The Altai Mountains can be found in Southern Siberia and Central Asia, in Russia, Kazakhstan, Mongolia and China.

Three of their most picturesque sections are included in the UNESCO World Heritage List under the name ‘Golden Mountains of Altai’.

4. Sayan Mountains

The Altai Mountains in Southern Siberia are bordered by another huge mountain range, the Sayan Mountains, consisting of the Western and Eastern Sayan Mountains. They are almost at right angles to each other. Almost all glaciers are located in the Eastern Sayans. Their highest point is Mount Kyzyl Taina (3,121 m).

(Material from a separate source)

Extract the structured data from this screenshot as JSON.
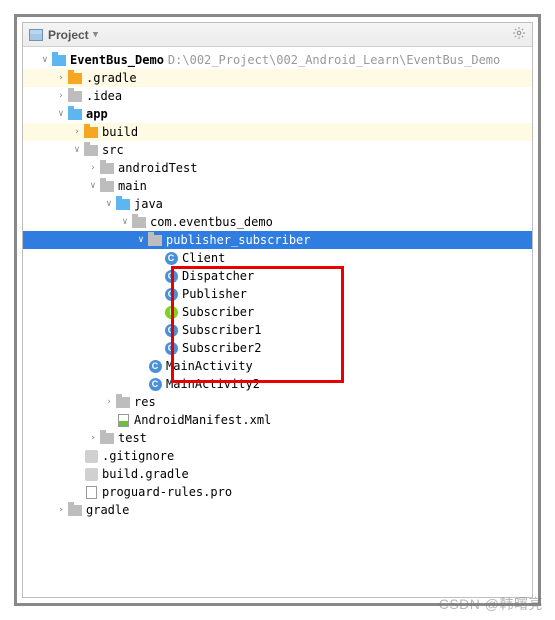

They run through Krasnoyarsk Territory, Khakassia, Tyva, Buryatia, Irkutsk Region, as well as northern Mongolia.

The protected part of the Eastern Sayan Mountains is located on the outskirts of the city of Krasnoyarsk - this is the Krasnoyarsk Pillars National Park, famous for its bizarre rocks.

5. Putorana Plateau

This is a giant mountain range above the Arctic Circle with fantastic landscapes. Its area is about 250,000 square kilometers, which is comparable to the size of Great Britain.

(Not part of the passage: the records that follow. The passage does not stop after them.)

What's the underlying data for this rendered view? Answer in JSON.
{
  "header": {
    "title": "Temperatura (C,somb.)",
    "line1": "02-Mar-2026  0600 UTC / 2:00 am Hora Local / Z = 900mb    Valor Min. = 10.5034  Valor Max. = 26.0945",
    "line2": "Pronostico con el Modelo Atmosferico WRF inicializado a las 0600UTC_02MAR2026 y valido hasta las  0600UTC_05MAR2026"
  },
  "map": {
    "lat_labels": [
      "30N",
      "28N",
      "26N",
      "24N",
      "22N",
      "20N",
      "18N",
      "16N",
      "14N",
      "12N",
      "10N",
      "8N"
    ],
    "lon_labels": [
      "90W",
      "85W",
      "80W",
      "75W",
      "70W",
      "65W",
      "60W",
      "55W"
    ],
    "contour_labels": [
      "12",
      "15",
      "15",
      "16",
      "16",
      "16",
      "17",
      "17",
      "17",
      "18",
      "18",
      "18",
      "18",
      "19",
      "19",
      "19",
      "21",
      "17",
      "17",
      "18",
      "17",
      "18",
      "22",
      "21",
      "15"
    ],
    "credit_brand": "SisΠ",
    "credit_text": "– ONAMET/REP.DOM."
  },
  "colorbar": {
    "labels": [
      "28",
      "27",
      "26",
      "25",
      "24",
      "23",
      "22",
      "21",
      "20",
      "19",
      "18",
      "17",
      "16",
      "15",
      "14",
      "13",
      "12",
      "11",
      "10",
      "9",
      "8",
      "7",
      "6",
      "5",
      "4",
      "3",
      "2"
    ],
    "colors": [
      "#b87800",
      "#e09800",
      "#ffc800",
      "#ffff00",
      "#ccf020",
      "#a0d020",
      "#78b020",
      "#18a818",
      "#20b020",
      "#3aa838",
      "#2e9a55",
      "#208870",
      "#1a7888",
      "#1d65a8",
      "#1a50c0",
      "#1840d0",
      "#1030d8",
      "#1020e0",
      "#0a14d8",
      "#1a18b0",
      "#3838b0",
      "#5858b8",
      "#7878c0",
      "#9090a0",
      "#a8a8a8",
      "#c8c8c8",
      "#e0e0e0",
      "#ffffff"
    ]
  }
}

The Putorana Plateau is a mountain range without peaks, which are cut by waterfalls and deep canyons. There is a huge number of places where no man has ever set foot.

The geographical center of Russia - Lake Vivi - is on the plateau, which is covered with ice most of the year. It is the largest freshwater lake in this region (its total length is 90 km), the inhabitants even call it the “local Baikal”.

One of the deepest lakes in the country - Lama - was only discovered in the early 20th century. It has a depth of more than 200 meters.

Approximately 19,000 square kilometers are occupied by the Putorana Nature Reserve, where rare species of animals (such as bighorn sheep and wild reindeer) and unique landscapes are protected.